My present lady is bi as well so she totally relates. She helped me to accept and explore my bi side, for which I can't thank her enough. I'm not saying this will be the OP's experience....he knows his wife's attitudes and values and he'll have to gauge the risk for himself....but few things in life are without risk. I do believe the truth will out and sneaking around behind his wife's back is needless stress and potentially more damaging to the marriage than being forthcoming with her.... now before he's done anything about his urges.

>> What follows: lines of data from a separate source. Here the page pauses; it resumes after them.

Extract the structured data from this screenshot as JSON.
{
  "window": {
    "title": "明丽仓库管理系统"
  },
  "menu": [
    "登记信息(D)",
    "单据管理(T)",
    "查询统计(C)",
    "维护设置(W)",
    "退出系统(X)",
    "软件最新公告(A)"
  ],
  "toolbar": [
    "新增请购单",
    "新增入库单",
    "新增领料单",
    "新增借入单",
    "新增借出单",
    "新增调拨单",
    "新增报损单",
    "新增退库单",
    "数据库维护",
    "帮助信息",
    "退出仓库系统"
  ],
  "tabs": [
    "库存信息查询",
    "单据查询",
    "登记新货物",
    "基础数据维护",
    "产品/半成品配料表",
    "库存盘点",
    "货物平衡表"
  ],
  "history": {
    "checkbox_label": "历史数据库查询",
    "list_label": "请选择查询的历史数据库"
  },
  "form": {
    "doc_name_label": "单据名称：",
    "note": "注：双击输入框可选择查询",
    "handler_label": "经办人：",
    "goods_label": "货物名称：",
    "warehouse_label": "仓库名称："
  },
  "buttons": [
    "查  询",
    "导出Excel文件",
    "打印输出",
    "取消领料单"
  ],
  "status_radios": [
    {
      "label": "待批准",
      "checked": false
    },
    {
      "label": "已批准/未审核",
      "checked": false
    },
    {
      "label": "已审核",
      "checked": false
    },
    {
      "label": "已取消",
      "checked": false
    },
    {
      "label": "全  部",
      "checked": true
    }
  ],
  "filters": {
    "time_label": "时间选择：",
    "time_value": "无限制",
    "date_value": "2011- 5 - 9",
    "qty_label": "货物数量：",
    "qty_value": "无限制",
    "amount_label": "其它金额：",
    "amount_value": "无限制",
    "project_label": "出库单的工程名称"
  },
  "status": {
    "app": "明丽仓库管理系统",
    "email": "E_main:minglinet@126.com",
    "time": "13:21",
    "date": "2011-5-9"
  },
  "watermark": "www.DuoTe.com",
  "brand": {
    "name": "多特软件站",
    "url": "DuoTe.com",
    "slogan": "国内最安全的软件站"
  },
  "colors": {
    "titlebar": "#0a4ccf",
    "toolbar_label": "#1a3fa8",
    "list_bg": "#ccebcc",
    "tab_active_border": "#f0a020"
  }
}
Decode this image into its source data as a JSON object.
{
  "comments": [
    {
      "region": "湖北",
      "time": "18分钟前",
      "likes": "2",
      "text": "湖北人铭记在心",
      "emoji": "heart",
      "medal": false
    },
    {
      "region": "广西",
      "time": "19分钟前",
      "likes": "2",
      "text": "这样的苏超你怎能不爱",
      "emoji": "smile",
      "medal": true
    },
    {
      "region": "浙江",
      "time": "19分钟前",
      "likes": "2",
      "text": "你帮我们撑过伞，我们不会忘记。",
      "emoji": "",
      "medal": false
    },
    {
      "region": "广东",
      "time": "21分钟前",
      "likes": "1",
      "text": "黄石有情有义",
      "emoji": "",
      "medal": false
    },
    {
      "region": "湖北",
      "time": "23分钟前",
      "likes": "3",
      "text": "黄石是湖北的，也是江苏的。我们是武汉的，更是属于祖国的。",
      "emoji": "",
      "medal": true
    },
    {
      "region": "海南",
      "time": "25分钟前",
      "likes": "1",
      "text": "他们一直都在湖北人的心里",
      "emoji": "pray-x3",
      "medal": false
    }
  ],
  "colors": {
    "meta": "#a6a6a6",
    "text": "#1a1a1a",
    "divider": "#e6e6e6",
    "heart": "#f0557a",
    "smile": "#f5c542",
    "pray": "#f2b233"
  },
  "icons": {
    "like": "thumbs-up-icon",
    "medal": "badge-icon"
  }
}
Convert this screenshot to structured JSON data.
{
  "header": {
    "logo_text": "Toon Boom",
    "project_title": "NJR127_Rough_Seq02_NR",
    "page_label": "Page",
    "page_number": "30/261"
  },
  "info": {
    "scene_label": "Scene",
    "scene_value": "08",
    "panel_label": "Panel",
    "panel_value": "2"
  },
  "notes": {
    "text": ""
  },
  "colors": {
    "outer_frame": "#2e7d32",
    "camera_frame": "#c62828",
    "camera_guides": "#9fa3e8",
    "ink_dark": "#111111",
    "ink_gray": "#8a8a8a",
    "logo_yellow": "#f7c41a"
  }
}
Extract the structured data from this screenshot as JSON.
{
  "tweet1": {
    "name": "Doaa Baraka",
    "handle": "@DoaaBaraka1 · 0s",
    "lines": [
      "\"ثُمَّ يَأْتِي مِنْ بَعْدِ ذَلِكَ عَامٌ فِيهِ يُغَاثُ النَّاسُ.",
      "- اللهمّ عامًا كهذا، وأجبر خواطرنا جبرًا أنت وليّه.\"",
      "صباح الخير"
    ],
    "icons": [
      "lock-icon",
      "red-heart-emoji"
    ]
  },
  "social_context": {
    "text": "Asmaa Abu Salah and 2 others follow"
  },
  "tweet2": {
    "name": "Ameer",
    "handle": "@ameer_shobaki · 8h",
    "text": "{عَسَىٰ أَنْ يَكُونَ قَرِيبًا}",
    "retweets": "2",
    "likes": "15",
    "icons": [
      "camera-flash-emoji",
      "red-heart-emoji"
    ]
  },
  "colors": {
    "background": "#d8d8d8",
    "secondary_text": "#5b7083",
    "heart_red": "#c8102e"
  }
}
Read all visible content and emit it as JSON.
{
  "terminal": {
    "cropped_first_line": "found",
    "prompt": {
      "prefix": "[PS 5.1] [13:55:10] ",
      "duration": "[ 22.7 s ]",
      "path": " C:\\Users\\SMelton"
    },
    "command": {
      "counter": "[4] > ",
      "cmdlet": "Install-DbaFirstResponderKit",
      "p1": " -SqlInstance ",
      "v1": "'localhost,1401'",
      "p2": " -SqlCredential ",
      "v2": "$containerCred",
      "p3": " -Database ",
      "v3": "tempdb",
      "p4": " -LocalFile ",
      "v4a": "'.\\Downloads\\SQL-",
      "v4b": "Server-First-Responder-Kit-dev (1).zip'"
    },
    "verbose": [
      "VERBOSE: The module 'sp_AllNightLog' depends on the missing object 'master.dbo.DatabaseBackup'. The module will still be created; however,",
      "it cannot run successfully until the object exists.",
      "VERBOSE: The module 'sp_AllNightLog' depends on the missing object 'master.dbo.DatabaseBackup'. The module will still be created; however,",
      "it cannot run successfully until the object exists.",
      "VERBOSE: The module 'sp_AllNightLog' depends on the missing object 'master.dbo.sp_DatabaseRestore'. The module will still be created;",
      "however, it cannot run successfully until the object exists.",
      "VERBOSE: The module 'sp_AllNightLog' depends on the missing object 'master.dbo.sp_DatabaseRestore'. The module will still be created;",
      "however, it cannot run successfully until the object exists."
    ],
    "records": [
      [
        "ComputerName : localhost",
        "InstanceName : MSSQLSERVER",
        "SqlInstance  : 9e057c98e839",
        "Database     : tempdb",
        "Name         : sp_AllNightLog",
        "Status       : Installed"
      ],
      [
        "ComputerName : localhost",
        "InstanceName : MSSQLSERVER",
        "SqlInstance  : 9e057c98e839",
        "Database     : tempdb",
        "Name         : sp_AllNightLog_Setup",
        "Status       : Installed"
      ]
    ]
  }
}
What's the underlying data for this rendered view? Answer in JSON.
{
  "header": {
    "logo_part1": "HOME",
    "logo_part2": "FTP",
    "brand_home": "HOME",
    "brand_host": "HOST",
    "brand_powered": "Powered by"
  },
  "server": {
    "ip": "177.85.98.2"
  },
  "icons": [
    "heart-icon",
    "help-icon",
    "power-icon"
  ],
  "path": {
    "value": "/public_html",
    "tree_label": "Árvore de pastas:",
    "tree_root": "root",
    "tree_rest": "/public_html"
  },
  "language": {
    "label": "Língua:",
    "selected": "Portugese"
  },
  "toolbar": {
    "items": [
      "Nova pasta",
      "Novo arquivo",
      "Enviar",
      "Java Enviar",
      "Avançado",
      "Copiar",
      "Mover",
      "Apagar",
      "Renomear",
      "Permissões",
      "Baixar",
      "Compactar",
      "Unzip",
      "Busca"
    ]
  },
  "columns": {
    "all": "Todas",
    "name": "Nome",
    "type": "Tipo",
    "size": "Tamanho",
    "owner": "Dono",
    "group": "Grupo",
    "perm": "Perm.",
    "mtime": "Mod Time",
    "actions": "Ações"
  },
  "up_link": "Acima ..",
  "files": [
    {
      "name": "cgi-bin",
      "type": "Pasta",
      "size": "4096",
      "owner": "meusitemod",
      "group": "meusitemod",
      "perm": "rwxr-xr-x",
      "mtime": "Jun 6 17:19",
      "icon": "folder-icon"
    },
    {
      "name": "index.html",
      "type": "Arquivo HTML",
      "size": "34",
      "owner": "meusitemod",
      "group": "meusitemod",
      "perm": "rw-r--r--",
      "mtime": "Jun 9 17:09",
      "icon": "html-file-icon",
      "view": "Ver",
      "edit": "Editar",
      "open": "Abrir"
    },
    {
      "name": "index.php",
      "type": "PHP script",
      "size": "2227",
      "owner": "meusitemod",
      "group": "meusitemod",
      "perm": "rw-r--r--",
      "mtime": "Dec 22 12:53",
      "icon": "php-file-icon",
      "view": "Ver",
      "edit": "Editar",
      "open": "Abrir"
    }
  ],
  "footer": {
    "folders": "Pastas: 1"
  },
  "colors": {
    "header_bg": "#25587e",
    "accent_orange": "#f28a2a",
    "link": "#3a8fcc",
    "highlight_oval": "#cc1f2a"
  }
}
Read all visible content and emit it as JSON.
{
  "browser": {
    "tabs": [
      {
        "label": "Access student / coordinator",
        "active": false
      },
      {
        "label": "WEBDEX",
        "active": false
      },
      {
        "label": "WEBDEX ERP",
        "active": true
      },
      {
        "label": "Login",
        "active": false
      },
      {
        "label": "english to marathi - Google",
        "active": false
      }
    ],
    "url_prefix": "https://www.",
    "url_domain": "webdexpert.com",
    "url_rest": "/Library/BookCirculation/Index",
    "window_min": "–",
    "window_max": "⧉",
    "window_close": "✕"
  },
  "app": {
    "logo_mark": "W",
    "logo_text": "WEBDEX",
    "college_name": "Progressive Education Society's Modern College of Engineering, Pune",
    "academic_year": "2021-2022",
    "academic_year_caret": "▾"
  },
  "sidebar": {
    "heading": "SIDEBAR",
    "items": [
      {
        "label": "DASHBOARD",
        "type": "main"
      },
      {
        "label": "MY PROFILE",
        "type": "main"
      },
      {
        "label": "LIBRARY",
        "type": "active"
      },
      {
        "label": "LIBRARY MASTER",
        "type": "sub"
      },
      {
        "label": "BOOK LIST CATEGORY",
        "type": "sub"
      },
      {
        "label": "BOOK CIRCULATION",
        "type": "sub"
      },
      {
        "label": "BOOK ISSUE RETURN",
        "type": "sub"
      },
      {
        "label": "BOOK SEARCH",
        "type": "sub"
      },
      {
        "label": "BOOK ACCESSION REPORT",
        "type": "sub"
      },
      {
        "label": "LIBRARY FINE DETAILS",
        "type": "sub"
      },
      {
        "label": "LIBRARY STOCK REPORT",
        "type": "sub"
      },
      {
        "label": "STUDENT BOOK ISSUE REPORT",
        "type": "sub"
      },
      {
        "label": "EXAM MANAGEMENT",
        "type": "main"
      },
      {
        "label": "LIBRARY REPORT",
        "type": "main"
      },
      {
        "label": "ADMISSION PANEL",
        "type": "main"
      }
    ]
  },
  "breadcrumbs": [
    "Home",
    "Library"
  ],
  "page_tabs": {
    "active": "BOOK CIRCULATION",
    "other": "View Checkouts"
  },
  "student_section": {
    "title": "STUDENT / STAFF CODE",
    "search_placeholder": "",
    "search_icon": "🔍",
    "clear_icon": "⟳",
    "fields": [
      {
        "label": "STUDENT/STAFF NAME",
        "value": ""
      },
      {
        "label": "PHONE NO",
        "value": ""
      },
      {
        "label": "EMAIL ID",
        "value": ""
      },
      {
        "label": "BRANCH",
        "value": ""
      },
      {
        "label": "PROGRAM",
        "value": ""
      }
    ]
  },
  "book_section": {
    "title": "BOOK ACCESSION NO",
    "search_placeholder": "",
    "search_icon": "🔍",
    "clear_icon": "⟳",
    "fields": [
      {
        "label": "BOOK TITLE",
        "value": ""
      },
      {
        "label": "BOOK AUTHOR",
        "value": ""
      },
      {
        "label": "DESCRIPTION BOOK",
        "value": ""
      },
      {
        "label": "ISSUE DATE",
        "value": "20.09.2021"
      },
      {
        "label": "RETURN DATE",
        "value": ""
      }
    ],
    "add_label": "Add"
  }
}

Hope this helps. Best of luck to you.
DiamondDog
Oct 20, 2013, 5:36 PM
If you care about her, you owe her the truth. I also agree with this you simply should tell whoever you're in a relationship with or even married/partnered to that you're bisexual. This is all the more reason why we should come out, and not be ashamed of our sexuality or stay hidden in a closet. The original poster should sit down with his wife and calmly tell her how he is bisexual. I've been out since I was a young teenager and people who I date or get into partnerships with know about my sexuality.
philly_john
Oct 26, 2013, 3:57 AM
It's an interesting question I've thought about, too. Is exploration worth the risk of the stress put on marriage, especially if the marriage is satisfying. For me, I found an outlet for my desire with porn and camming. No risk of diseases and less risk overall. I enjoy the time without the guilt and baggage. But to each their own.
stonebow
Oct 27, 2013, 3:18 PM
It's an interesting question I've thought about, too. Is exploration worth the risk of the stress put on marriage, especially if the marriage is satisfying. For me, I found an outlet for my desire with porn and camming. No risk of diseases and less risk overall. I enjoy the time without the guilt and baggage. But to each their own.
Well, it still begs the question does your wife know you are bi? If not there is still a danger she will someday find out. How will she react in that event? She may regard the cybersex as equivalent to cheating even though you don't see it that way. Discovering you're bi may be all the justification she needs to divorce your ass.